Irak . La crainte de révélations sur les implications occidentales dans les crimes du dictateur explique la volonté de l’éliminer avant qu’il ne puisse livrer des témoignages embarrassant. Source : L’Humanité
Quand la Haute cour d’appel irakienne a confirmé le 26 décembre dernier la condamnation à mort de Saddam Hussein, spécifiant que la sentence devait être exécutée dans les trente jours, personne n’imaginait qu’elle aurait lieu trois jours après, presque en catimini. Saddam Hussein ne sera donc pas jugé pour la répression contre les Kurdes lors de l’opération « Anfal », au cours de laquelle eut lieu le gazage de la localité de Halabja qui fit 5 000 morts, alors que le procès avait été programmé par la justice irakienne. La précipitation avec laquelle Saddam a été exécuté prouve si besoin est qu’il fallait se débarrasser d’un homme devenu gênant et encombrant.
Pas de jugement devant une cour internationale
Dans cette parodie de justice, le plus grave réside dans le fait que, Saddam Hussein ayant été fait prisonnier par des forces étrangères au terme d’une guerre menée contre son régime, il ne devait pas être jugé par une juridiction mise en place par les occupants mais par un tribunal international indépendant. Pour mémoire, le Tribunal spécial irakien (TSI) avait été institué par Paul Bremer, l’ancien administrateur américain de l’Irak, pour juger les crimes commis par des Irakiens entre le 17 juillet 1968, date du coup d’État baassiste, et le 1er mai 2003 en Irak ou ailleurs, ainsi que les crimes commis lors de la guerre contre l’Iran (1980-1988) et l’invasion du Koweït (1990-1991).
Faisant fi des accusations de partialité d’un tribunal siégeant dans un pays sous occupation militaire et en proie à une guerre civile, Washington entendait ainsi éviter que le procès de Saddam ne soit également celui des responsabilités occidentales, quand l’Irak était courtisé par les grandes capitales européennes et américaines. Aussi lui importait-il de soustraire Saddam Hussein à une cour internationale qu’avaient demandée en vain ses avocats et la Fédération internationale des droits de l’homme (FIDH). Mort, il ne sera donc pas jugé pour le massacre des 180 000 Kurdes lors de l’opération « Anfal » durant la guerre Irak-Iran, ni d’ailleurs pour l’écrasement de la révolte chiite en 1991 au cours de laquelle périrent des milliers de personnes, et encore moins pour avoir envahi le Koweït.
Un allié des États-Unis jusqu’en 1989
Il faut savoir que, jusqu’en 1989, Saddam Hussein était un allié des États-Unis et des grandes puissances occidentales.
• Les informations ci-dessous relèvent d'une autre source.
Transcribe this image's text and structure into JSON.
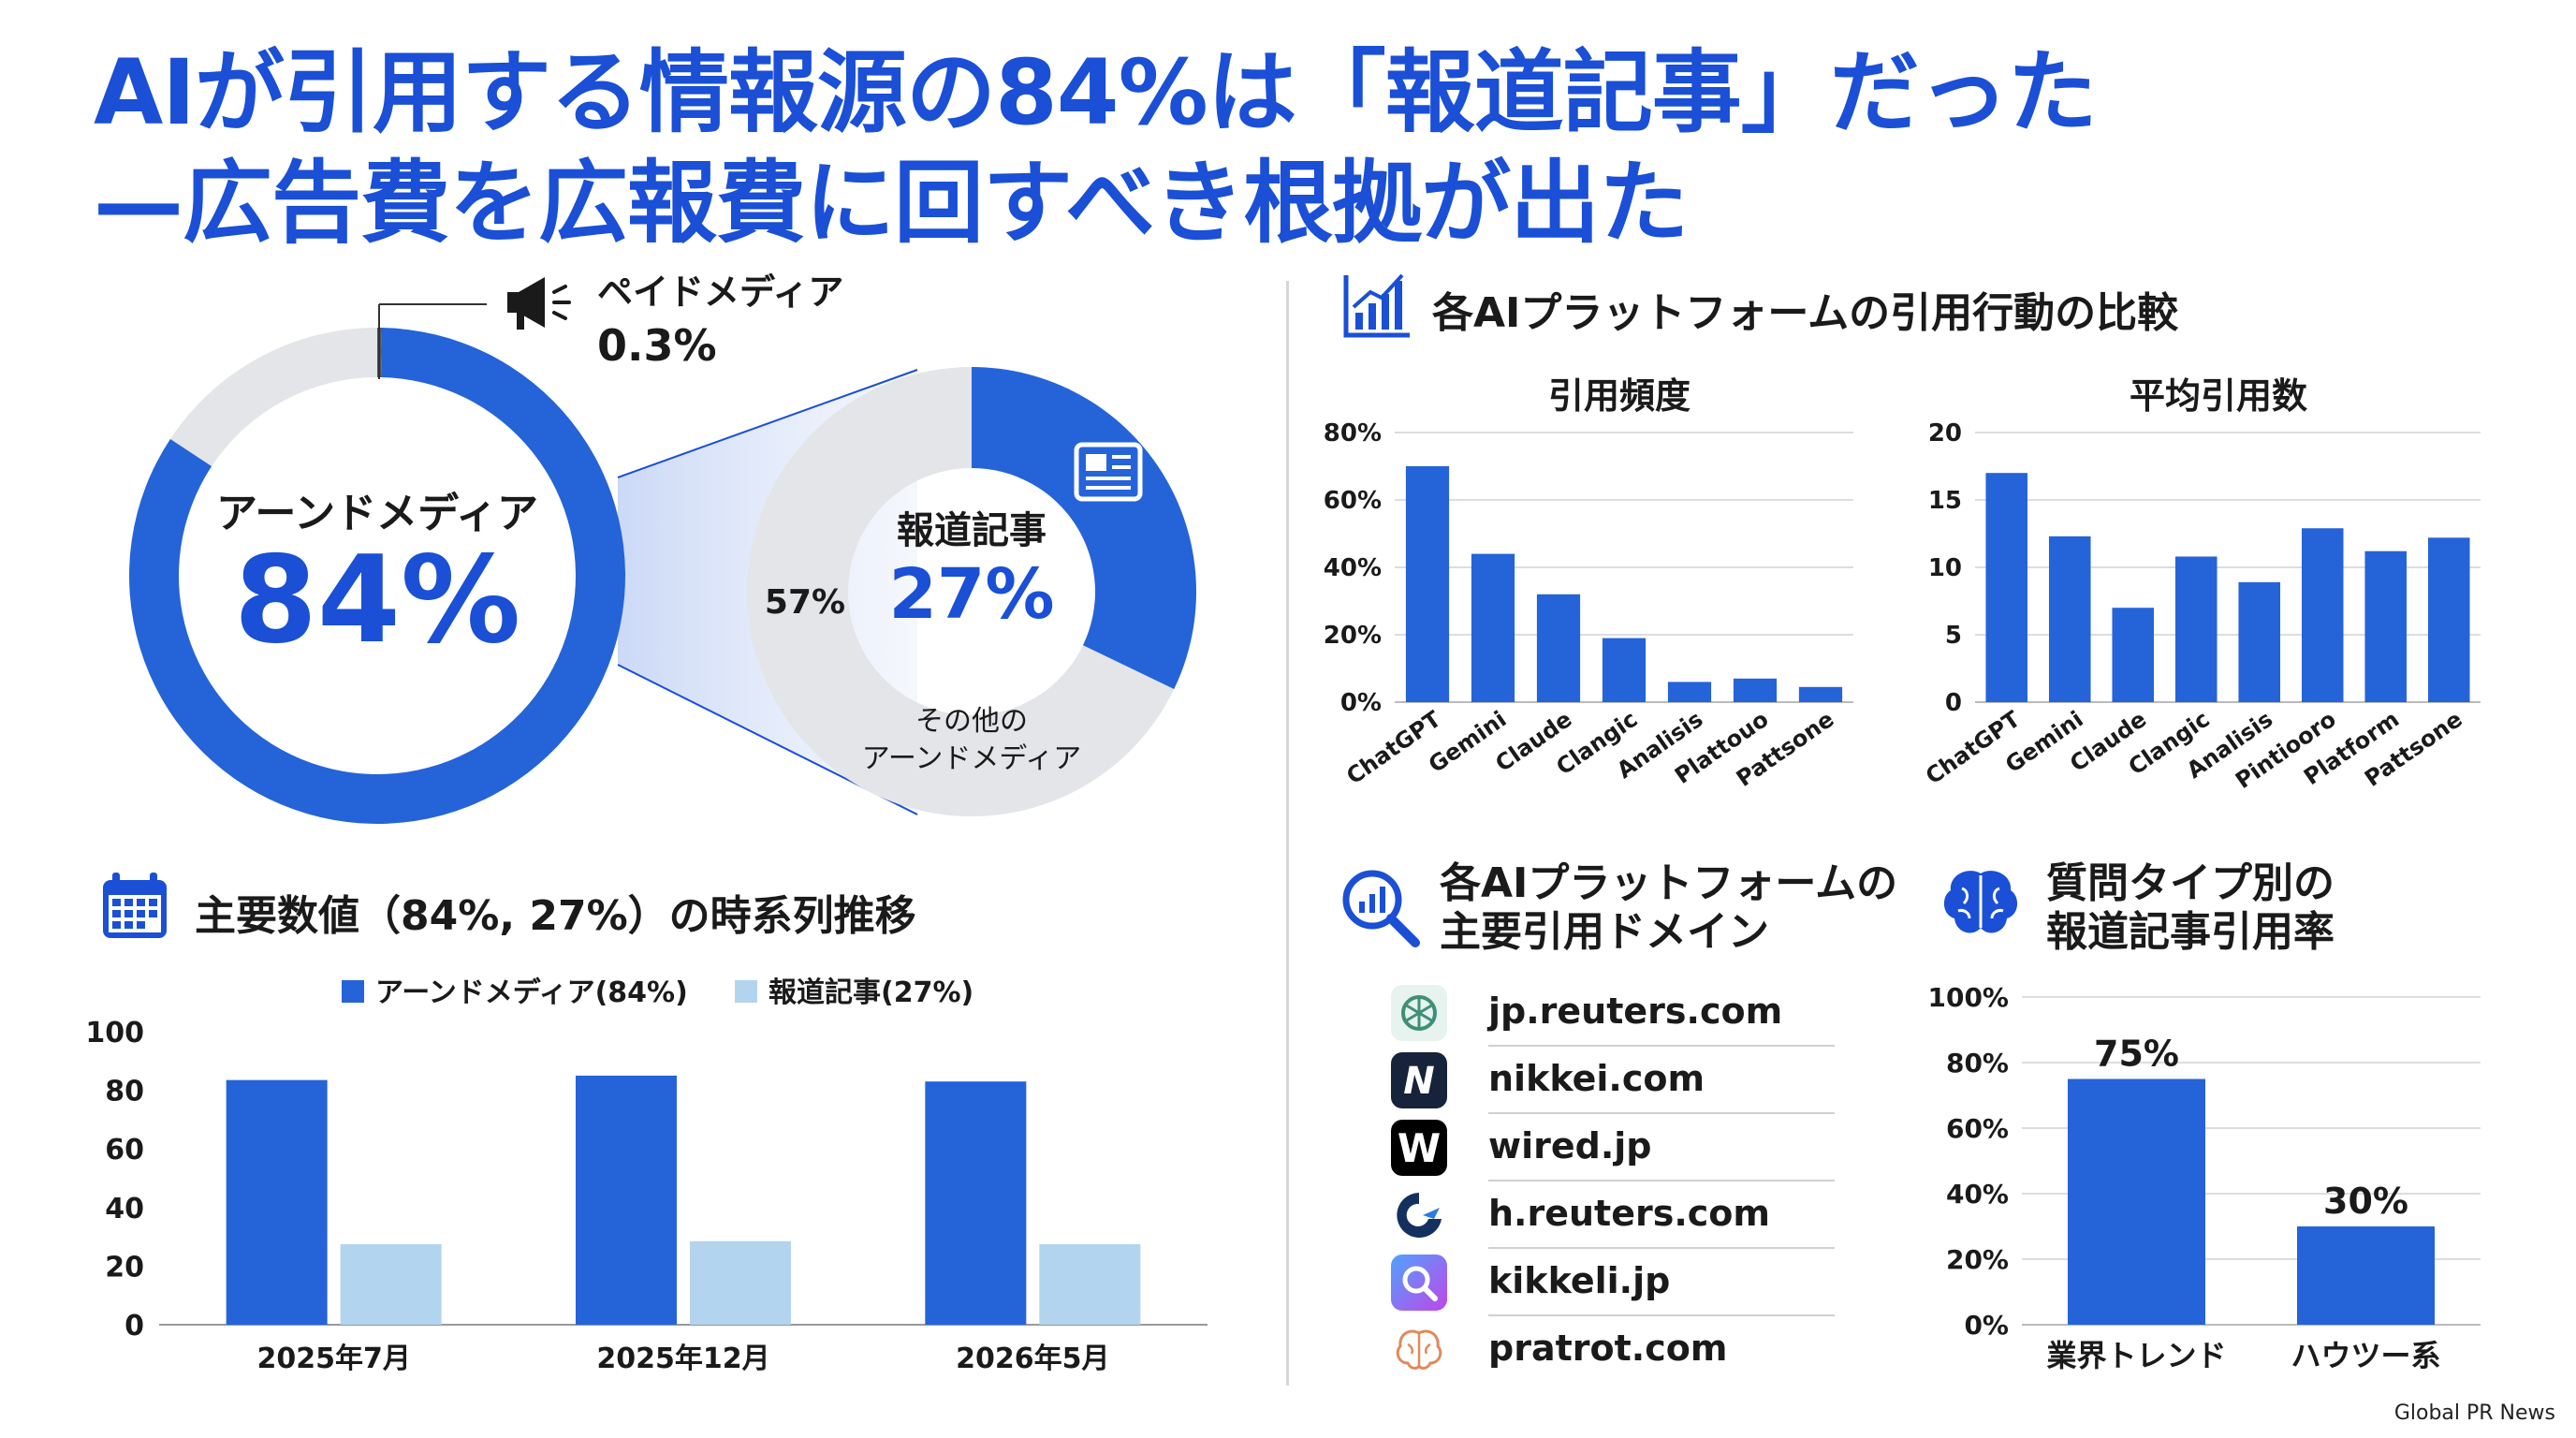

Et lors de la guerre irako-iranienne, quand Washington et ses partenaires occidentaux eurent constaté que l’offensive irakienne tournait au désastre, ils entreprirent d’aider massivement le régime de Saddam, considéré comme laïque et pro-occidental, contre l’Iran de Khomeiny, perçu comme la principale menace contre les intérêts du « monde libre ». En 1982, William Casey, chef de la CIA, débarque à Bagdad, suivi une année plus tard par l’envoyé spécial de George Bush père, Donald Rumsfeld. But de ces visites : rassurer et soutenir Saddam contre Khomeiny. Les firmes, notamment françaises, arrachent des contrats faramineux. Outre les armes militaires classiques - hélicoptères, avions, missiles, armes lourdes... -, un document du Sénat américain révèle que 61 livraisons de cultures biologiques ont été expédiées en Irak par un laboratoire sous contrôle de l’armée américaine.
Des gaz de combat fournis par des sociétés occidentales
Bechtel, filiale de Halliburton, a réalisé une usine de fabrication de gaz de combat. Une autre entreprise franco-allemande, basée en Alsace, a quant à elle construit une usine de gaz de combat à Samara. Ce sont donc des armes chimiques fabriquées grâce aux aides américaine et occidentale qui ont été employées par l’armée de Saddam contre l’armée iranienne et les civils kurdes de Halabja. Ce sont des hélicoptères Bell, de fabrication américaine, qui ont déversé le gaz moutarde sur les civils kurdes. Ce sont des Mirage équipés de missiles Exocet fournis par la France qui ont permis de bombarder et d’écraser les insurrections kurdes et chiites. Et pendant que l’armée de Saddam, noyée d’armes occidentales de toutes sortes, bombardait et massacrait sans désemparer, Washington s’employait à bloquer au Conseil de sécurité toute résolution condamnant les crimes de guerre irakiens, allant jusqu’à accuser l’Iran d’avoir utilisé en premier des bombes chimiques. Exécuté, Saddam a emporté dans sa tombe des secrets gênants pour Washington et pour tous ceux qui avaient intérêt à le faire taire.